Pela primeira vez, Lobo sentia medo. Tremia, angustiado,
encolhido no canto daquela sala estranha.
Todas as paredes brancas, uma forte luz clara emanando de algum lugar
desconhecido. Apenas duas portas, dispostas lado a lado, sem maçaneta ou
fechadura aparente. Um zumbido elétrico preenchia o vazio daquele ambiente.
Lobo apalpou os bolsos, encontrou uma carteira de cigarros que até então não
estava ali. Se deparou com um cantil de aço cheio de whisky. Pelo cheiro,
whisky da melhor qualidade. Enfiou a mão no bolso frontal do jeans surrado,
encontrou um isqueiro. Seu primeiro isqueiro, presente de uma namorada que se
fora há tempos. Assim como todos os outros. Foram embora. Seu pai, sua mãe, até
mesmo seus cães. Os únicos que nunca me abandonaram foram os cigarros, a bebida
e minha motocicleta, pensou ele. E mais uma vez ele se pegara mergulhando no
passado, revivendo suas mágoas, suas desconfianças, seus instintos primais de
sobrevivência. Remoendo emoções antigas, fazendo das memórias suas piores
inimigas. E sorriu. Um sorriso de canto de boca, um sorriso debochado, quase
que um sorriso de vingança. Começou a clicar o isqueiro incessantemente.
Clique. Claque. Clique. Claque.
- Pelo amor do meu
Pai, quer parar com isso?!
Lobo olhou assustado. A porta da direita se abrira,
revelando uma figura um tanto quanto peculiar. Um sujeito quase como ele.

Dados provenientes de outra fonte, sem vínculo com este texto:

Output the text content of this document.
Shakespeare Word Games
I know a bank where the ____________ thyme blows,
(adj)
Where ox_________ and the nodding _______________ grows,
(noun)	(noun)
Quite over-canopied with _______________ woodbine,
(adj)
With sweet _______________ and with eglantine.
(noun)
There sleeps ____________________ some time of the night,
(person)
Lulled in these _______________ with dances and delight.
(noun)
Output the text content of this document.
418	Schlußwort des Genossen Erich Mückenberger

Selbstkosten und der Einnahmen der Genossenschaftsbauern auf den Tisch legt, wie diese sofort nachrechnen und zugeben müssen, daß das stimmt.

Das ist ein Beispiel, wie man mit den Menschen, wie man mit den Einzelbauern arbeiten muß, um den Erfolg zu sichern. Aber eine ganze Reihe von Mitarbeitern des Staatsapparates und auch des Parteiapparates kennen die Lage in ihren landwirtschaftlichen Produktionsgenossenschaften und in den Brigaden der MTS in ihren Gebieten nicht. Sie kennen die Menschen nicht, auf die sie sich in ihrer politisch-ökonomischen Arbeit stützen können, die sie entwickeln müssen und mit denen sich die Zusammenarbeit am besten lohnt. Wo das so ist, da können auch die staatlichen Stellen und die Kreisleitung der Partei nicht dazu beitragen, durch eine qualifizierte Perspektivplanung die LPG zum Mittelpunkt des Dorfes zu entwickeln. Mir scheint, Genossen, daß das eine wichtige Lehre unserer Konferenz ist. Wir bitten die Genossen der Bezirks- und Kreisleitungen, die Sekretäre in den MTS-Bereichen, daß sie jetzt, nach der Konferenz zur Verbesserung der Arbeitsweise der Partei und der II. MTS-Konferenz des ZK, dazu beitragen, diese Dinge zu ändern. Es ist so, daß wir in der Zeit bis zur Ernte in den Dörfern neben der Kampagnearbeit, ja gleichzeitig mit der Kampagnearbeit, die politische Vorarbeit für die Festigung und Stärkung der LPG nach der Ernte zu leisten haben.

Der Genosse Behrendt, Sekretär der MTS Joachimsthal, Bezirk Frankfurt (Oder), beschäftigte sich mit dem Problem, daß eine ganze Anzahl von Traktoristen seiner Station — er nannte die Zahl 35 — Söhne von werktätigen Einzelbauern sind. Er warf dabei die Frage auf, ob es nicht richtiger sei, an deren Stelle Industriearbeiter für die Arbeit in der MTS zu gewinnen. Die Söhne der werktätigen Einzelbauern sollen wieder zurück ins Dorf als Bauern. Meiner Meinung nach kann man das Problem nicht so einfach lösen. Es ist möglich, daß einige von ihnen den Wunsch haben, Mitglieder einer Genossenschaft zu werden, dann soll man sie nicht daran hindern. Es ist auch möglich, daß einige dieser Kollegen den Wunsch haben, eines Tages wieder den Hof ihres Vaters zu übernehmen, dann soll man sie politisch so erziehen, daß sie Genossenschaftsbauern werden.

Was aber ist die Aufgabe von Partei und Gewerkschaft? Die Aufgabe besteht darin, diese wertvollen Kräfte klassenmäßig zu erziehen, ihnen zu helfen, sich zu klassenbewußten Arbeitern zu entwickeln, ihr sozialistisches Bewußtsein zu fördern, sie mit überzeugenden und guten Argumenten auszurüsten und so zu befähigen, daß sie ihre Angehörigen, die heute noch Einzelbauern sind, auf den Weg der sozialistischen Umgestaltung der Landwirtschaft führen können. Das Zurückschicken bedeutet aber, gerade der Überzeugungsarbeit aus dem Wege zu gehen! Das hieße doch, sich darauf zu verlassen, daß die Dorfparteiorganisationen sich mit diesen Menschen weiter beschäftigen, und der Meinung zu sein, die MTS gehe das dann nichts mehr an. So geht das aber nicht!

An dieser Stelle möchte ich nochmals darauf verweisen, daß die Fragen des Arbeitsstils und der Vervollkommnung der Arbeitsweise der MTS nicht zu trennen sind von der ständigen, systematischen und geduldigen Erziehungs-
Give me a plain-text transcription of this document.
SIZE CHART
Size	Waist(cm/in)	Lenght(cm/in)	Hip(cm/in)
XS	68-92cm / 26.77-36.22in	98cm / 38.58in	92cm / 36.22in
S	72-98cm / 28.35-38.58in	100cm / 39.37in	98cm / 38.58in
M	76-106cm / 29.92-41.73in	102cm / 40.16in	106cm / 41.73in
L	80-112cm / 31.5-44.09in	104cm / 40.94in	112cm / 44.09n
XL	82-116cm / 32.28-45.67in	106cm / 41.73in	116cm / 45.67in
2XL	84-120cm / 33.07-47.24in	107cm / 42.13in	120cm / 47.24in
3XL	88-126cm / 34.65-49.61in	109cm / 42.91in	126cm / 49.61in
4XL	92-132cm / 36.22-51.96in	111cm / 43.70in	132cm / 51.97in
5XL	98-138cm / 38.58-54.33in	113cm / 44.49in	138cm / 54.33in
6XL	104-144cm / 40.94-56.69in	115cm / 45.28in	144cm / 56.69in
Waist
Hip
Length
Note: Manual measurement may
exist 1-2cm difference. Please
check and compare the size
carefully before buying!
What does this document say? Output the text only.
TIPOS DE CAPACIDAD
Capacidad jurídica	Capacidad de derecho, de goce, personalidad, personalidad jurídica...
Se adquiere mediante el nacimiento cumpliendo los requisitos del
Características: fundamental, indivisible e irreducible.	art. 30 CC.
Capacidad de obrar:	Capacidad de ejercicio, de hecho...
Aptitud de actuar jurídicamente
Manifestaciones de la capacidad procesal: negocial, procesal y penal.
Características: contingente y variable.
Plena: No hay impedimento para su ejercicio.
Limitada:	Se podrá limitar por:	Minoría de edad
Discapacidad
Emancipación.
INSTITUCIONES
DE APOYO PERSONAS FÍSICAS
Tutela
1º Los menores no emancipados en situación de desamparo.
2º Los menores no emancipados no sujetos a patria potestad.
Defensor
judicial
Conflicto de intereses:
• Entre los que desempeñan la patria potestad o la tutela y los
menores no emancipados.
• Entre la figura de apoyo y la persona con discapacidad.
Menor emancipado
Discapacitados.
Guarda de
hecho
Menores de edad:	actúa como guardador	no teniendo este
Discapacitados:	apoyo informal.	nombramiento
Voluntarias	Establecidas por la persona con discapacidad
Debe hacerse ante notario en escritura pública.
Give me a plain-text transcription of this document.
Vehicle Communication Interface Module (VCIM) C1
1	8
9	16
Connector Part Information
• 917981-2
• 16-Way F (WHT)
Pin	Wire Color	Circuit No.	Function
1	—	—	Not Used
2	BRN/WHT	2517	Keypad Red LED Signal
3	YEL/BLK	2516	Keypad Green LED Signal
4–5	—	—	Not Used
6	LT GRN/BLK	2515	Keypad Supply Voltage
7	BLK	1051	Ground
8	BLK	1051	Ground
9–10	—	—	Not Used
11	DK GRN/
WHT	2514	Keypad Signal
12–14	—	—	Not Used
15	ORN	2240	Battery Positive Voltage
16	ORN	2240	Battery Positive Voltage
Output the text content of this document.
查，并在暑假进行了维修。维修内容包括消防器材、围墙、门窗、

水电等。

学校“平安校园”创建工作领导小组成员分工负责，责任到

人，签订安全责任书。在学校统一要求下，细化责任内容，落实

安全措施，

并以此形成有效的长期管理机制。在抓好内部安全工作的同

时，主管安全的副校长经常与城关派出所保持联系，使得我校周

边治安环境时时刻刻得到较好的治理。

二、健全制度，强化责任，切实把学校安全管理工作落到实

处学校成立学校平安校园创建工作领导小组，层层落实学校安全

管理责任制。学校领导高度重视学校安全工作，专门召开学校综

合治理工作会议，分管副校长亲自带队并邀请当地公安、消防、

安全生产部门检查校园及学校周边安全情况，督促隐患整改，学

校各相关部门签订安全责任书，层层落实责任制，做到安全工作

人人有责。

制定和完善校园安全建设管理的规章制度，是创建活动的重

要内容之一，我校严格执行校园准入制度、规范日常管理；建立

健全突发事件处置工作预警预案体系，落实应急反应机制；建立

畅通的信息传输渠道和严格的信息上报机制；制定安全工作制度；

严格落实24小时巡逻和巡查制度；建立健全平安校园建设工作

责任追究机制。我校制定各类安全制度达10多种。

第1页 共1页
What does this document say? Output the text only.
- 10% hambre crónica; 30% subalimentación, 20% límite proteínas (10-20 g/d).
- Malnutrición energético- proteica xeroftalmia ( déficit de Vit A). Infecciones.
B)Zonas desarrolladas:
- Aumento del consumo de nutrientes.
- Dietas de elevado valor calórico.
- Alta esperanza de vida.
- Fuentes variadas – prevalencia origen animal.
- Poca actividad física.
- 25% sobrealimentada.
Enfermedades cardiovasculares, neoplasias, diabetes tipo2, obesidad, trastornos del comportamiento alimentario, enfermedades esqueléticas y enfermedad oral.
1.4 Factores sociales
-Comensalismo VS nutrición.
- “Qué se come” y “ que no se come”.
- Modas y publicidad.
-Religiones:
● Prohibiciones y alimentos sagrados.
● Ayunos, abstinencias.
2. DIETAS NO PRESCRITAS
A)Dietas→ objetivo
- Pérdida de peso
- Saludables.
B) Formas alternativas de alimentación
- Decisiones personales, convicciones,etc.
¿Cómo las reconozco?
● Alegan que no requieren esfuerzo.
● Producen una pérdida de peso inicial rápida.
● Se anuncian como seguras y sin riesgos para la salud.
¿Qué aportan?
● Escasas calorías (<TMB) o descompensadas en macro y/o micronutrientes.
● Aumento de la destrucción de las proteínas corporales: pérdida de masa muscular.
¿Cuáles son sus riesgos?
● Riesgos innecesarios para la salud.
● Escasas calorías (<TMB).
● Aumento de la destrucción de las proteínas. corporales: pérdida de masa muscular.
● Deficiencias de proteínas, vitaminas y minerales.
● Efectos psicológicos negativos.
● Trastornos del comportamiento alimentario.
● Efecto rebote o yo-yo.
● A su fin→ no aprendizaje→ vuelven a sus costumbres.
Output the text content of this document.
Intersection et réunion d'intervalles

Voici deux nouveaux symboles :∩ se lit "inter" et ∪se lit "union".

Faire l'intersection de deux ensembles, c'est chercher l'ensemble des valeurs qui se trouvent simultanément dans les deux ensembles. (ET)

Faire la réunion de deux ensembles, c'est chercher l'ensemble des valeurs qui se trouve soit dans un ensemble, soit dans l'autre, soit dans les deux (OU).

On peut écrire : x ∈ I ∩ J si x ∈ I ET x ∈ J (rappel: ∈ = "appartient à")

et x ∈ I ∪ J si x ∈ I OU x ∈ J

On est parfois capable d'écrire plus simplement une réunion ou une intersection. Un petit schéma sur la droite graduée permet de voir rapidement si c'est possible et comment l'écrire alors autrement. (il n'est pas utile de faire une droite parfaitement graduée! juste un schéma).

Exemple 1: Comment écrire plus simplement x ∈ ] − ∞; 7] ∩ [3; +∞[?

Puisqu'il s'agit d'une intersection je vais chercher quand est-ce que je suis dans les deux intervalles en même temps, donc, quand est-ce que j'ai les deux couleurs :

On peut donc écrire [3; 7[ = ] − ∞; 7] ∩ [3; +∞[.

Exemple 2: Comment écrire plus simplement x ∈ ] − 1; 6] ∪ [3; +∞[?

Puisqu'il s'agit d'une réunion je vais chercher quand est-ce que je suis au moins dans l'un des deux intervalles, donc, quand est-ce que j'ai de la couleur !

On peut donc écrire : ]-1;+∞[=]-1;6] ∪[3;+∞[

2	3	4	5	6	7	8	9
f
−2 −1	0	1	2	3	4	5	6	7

Grandalhão, barbudo, de regata, jeans e coturnos. Os cabelos engrovinhados
caindo por sobre os ombros.
- Mas quem caralhos é
você?
- Jesus – disse o estranho
com um sorrisinho.
- Jes... como assim
Jesus?
- Assim sendo eu,
porra! É incrível como TODO mundo tem que duvidar. Tem uns que acham que eu sou
o capeta, e isso que é foda. A gente não pode usar uma roupa mais legal que os
caras caem de pau em cima. Acho que esperam sei lá, um ser iluminado, de
vestido, cercado de anjinhos e luz e o cacete a quatro. Não porra, não é assim
que a banda toca. Aliás, desculpa, as vezes eu fico indignado. Você é o Lobo,
né?
- Ahn, sim, sou eu. E
agora me explica o que eu to fazendo aqui, por favor?
- Cê morreu, cara.
- Morri?
- Sim. Morreu. Foi
pro saco. Peidou pro capeta. Vestiu o paletó de madeira. Como você preferir.
- Eu prefiro saber o
que aconteceu comigo, caralho!
- Você se matou. Que
eu me lembre você chegou bêbado em casa, botou um cigarro no canto da boca,
acendeu, pegou um revólver e atirou contra a própria cabeça. Simples assim.
- E eu não deveria
estar sei lá, num lugar escuro cheio de fogo e enxofre e um cara chifrudo me
enrabando?
- Olha, dá pra
providenciar o cara chifrudo pra te enrabar,mas quanto ao resto não. Esqueça o
que você ouviu sobre suicídio, inferno e tudo o mais. Como eu disse, as coisas
aqui são um pouco diferentes.
- Caralho, e como
funciona então?
- Se você se matou
você tem teus motivos, certo? Então o cara lá de baixo te ouve, o cara lá de
cima te ouve e no fim você decide o que faz da tua eternidade.
- Mas se eu decido
por que eles vão me ouvir?
- Pra você poder
decidir corretamente, porra.
- Ah, entendi. Então
basicamente eu tenho o controle sobre o meu destino, mas tenho que passar por
uma sabatina celestial e uma sabatina infernal pra eu saber se mereço o destino
que acho que mereço?
- Em resumo sim.
- Bom, acho que é melhor do que ficar em casa.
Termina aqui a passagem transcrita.